Te przyprawy trzymam w pojemniczkach, gdyż najczęściej ich używam. Te rzadziej stosowane przechowuję w szczelnie zamykanych woreczkach foliowych (takich na zacisk). Są to m.in.:
- KARDAMON: używany zarówno do dań ostrych, jak i kawy czy aromatyzowania ryżu. Warto kupować ten w całości, gdyż mielony szybko traci swój aromat. Chińczycy stosują kardamon jako środek wzmacniający organizm. Ma właściwości bakteriobójcze, pomaga przy problemach trawiennych, ułatwia trawienie białek. Ponadto oczyszcza organizm z toksyn, usuwa nagromadzony w nerkach wapń i mocznik. Kardamon jest też źródłem potasu, wapnia, magnezu, manganu i żelaza. Jest skuteczny w zmniejszaniu objawów spowodowanych alergiami wziewnymi. W Indiach ludzie żują nasiona po posiłku, gdyż kardamon odświeża oddech.

- ASAFETYDA: gumożywica otrzymywana z korzeni i kłączy zapaliczki cuchnącej ;) Używana jest w celu wspomagania trawienia. Posiada też właściwości uspokajające i antyepileptyczne.
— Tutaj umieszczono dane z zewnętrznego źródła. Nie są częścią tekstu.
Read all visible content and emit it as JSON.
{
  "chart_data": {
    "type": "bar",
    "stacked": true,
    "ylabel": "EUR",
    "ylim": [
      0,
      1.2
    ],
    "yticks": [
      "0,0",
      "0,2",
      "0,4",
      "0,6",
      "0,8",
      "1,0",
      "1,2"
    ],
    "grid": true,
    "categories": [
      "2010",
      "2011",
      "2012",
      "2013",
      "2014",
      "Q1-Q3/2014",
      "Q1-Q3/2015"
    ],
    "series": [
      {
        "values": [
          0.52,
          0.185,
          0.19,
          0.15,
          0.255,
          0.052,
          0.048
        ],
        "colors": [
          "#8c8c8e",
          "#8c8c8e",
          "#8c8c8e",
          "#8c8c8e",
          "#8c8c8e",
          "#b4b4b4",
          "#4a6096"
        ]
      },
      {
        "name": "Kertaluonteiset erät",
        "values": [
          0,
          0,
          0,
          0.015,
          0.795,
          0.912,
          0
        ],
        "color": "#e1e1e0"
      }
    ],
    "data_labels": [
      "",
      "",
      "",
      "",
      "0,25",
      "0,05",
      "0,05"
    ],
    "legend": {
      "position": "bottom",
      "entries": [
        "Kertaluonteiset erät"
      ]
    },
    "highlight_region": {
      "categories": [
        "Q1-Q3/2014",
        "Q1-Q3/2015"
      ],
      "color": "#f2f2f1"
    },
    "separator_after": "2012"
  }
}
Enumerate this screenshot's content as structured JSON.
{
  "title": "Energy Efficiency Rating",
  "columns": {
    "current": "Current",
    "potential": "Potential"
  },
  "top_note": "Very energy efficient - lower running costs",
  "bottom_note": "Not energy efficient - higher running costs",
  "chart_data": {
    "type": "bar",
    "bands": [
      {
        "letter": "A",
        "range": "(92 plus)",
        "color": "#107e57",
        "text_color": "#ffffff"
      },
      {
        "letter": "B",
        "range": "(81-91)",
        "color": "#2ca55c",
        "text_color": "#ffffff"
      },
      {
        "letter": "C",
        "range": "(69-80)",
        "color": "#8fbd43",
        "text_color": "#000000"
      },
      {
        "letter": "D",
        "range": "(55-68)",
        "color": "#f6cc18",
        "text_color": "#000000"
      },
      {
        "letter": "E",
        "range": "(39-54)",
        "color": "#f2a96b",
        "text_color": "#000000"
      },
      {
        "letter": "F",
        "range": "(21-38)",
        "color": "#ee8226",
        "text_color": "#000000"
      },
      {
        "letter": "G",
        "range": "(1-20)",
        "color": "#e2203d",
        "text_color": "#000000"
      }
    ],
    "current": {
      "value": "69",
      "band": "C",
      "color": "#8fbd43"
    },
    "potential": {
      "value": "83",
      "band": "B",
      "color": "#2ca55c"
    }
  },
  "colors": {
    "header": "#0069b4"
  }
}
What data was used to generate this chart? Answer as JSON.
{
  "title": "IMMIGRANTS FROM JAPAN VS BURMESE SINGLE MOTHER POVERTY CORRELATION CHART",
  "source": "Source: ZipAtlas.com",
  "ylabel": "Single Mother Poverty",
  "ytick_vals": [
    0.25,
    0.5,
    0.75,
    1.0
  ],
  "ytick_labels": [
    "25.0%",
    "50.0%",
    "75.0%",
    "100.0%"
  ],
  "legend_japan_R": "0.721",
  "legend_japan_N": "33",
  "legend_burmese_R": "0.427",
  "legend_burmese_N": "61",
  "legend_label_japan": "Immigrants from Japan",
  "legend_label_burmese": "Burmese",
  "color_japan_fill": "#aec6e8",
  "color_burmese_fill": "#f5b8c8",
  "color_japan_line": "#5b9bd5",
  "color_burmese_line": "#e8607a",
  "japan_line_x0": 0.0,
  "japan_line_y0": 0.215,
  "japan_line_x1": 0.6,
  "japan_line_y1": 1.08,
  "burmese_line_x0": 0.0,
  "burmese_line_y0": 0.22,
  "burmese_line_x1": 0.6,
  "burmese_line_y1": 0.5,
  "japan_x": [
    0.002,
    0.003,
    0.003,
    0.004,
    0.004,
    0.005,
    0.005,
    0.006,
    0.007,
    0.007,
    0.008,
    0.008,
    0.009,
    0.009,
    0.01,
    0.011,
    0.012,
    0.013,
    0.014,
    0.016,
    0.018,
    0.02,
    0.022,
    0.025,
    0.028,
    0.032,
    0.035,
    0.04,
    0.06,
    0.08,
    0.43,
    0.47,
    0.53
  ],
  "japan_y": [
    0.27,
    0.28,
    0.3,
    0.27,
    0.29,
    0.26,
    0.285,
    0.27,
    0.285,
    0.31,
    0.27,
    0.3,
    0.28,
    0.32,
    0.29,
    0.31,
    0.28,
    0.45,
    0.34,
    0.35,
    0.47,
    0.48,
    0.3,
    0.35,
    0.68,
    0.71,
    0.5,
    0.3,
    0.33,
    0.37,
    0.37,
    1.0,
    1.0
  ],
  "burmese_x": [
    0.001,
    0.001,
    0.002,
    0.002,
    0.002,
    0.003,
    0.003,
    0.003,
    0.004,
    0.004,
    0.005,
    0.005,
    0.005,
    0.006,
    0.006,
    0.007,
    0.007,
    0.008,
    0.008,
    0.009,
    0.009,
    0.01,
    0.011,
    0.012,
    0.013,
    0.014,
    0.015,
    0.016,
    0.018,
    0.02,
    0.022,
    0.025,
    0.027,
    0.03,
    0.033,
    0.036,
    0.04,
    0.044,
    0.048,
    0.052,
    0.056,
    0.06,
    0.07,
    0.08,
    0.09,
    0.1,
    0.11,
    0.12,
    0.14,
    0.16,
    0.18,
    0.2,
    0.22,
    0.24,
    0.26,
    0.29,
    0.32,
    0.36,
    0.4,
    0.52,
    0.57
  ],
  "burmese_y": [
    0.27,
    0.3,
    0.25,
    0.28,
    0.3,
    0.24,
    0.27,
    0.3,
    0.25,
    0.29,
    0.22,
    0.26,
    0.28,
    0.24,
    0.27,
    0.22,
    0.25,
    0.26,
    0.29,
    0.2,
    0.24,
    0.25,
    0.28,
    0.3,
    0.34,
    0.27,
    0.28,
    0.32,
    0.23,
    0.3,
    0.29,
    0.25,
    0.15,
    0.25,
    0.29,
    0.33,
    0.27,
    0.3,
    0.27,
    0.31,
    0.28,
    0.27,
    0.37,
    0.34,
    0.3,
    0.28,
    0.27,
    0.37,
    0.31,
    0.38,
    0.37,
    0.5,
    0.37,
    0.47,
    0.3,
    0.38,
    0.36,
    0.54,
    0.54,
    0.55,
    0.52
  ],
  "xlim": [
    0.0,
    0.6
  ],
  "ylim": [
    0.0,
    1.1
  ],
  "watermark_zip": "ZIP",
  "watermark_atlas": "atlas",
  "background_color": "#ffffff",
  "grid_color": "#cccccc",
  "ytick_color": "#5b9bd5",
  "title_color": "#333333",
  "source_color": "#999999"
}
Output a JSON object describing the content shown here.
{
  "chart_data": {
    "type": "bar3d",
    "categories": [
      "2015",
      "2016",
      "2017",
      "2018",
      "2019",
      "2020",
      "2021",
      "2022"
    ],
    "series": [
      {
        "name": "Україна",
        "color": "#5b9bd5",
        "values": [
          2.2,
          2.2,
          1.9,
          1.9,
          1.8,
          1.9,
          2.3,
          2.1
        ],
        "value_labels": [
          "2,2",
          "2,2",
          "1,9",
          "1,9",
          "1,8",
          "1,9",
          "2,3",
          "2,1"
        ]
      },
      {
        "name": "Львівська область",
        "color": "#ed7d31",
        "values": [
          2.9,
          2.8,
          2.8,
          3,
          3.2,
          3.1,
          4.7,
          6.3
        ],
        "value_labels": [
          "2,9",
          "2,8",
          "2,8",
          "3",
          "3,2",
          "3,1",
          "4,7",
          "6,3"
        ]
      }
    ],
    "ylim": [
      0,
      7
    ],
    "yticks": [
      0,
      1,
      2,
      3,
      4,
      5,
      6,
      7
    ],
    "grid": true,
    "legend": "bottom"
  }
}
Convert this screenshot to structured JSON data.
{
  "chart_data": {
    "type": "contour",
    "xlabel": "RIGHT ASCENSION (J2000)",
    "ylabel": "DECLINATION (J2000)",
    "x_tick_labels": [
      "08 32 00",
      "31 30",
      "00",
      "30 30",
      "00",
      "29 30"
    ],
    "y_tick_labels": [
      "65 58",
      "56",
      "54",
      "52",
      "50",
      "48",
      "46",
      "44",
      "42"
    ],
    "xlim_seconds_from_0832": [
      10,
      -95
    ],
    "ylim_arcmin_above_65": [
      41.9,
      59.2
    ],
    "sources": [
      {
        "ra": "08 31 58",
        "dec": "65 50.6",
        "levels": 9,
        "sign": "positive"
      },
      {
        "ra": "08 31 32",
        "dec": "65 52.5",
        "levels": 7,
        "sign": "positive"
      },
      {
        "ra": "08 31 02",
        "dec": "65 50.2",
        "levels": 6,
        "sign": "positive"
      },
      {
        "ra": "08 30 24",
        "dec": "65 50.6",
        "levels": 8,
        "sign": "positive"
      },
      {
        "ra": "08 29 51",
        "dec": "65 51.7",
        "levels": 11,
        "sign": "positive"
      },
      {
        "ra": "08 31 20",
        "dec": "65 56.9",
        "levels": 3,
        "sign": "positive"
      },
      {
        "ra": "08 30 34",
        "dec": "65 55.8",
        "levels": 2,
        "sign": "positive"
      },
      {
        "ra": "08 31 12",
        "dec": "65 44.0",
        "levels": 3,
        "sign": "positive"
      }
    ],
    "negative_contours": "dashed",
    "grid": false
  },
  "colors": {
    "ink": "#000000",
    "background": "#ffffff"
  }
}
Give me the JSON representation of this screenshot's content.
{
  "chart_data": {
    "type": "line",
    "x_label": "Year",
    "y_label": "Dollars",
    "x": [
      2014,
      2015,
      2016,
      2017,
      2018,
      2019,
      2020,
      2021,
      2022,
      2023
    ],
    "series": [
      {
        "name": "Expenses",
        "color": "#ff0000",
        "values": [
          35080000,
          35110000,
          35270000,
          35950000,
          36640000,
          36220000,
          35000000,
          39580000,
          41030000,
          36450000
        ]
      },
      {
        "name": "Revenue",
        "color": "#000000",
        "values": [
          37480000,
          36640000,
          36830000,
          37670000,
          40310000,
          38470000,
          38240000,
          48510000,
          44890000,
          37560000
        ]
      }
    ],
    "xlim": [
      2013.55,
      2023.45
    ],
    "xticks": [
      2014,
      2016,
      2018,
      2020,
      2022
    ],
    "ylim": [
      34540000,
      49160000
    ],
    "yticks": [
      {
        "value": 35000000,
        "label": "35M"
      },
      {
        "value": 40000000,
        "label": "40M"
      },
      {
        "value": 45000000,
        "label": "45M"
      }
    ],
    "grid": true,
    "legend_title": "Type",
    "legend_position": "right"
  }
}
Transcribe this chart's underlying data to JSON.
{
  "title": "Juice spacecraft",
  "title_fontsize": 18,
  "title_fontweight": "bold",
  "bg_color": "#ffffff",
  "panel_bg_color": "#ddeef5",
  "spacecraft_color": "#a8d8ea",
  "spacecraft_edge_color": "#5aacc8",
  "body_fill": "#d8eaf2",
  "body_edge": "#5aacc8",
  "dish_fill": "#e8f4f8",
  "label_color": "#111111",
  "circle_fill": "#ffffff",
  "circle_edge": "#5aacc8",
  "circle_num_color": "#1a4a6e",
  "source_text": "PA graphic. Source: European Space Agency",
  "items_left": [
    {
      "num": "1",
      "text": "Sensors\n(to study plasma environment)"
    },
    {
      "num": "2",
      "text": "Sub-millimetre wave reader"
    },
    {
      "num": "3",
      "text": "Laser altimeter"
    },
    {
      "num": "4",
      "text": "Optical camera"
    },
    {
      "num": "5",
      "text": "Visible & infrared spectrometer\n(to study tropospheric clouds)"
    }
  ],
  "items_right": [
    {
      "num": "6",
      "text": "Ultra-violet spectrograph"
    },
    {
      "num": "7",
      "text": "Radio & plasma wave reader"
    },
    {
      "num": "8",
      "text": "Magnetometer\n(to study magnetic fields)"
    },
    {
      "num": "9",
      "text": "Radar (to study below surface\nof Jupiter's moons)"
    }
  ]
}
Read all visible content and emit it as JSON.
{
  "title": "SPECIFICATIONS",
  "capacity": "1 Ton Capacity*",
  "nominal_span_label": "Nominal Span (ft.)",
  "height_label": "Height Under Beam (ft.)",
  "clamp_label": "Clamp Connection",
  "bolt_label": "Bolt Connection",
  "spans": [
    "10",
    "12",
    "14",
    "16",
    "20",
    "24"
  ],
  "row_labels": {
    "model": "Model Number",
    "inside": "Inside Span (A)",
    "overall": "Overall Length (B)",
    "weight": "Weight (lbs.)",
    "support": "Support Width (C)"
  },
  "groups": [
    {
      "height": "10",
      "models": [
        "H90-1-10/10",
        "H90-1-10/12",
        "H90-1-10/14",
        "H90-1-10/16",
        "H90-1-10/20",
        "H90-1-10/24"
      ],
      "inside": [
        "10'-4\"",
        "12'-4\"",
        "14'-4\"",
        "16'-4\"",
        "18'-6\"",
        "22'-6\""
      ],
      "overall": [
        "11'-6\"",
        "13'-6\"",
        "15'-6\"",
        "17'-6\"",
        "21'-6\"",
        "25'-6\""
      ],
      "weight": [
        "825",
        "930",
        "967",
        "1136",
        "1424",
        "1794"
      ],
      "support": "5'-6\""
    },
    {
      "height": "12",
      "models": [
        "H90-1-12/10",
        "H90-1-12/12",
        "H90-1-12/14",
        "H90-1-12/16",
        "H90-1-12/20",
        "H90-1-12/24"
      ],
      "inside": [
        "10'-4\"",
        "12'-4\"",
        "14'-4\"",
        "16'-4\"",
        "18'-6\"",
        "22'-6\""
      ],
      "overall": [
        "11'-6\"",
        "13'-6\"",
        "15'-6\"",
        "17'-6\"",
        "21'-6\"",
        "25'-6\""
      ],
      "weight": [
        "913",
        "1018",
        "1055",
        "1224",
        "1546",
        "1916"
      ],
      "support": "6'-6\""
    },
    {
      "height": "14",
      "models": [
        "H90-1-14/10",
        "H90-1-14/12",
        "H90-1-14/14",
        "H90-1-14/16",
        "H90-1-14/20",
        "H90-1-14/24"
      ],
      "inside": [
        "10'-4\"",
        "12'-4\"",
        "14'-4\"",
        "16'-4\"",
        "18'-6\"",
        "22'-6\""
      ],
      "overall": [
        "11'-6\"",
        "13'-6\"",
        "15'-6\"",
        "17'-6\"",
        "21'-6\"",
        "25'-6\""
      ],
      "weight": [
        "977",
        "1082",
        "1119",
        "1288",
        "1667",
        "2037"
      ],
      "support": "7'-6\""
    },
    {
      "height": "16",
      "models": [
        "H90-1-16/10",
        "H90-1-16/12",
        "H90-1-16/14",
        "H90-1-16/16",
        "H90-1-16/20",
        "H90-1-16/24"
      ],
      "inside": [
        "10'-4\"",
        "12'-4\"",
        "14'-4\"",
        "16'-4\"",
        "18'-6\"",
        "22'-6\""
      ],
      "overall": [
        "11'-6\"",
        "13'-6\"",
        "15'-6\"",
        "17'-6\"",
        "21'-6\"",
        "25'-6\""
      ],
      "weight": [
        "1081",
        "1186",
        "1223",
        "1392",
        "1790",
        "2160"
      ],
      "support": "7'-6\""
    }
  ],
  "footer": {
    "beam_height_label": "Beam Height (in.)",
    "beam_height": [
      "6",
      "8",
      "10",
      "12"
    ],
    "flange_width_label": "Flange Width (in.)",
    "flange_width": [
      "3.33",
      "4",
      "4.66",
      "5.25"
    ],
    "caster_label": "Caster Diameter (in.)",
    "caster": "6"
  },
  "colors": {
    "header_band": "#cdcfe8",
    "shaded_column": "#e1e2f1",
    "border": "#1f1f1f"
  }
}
Asafetyda jest też środkiem przeciwbakteryjnym. Pomaga w leczeniu astmy i zapalenia oskrzeli.
- PIEPRZ: rozgrzewa i dezynfekuje, ale też łagodzi gorączkę i przeziębienia. Pomaga przy migrenie i wpływa korzystnie na przemianę materii. Pikantny smak pieprz zawdzięcza piperynie. Wpływa ona znakomicie na funkcjonowanie układu pokarmowego, pobudza wydzielanie soków trawiennych i pomaga w leczeniu zaparć oraz nudności. Dzięki piperynie lepiej też wchłaniamy z pokarmu witaminy z grupy B, selen i beta-karoten. Pieprz łagodzi wzdęcia, dezynfekuje drogi moczowe, pomaga zwalczyć stany zapalne, a także redukuje odczuwanie bólu.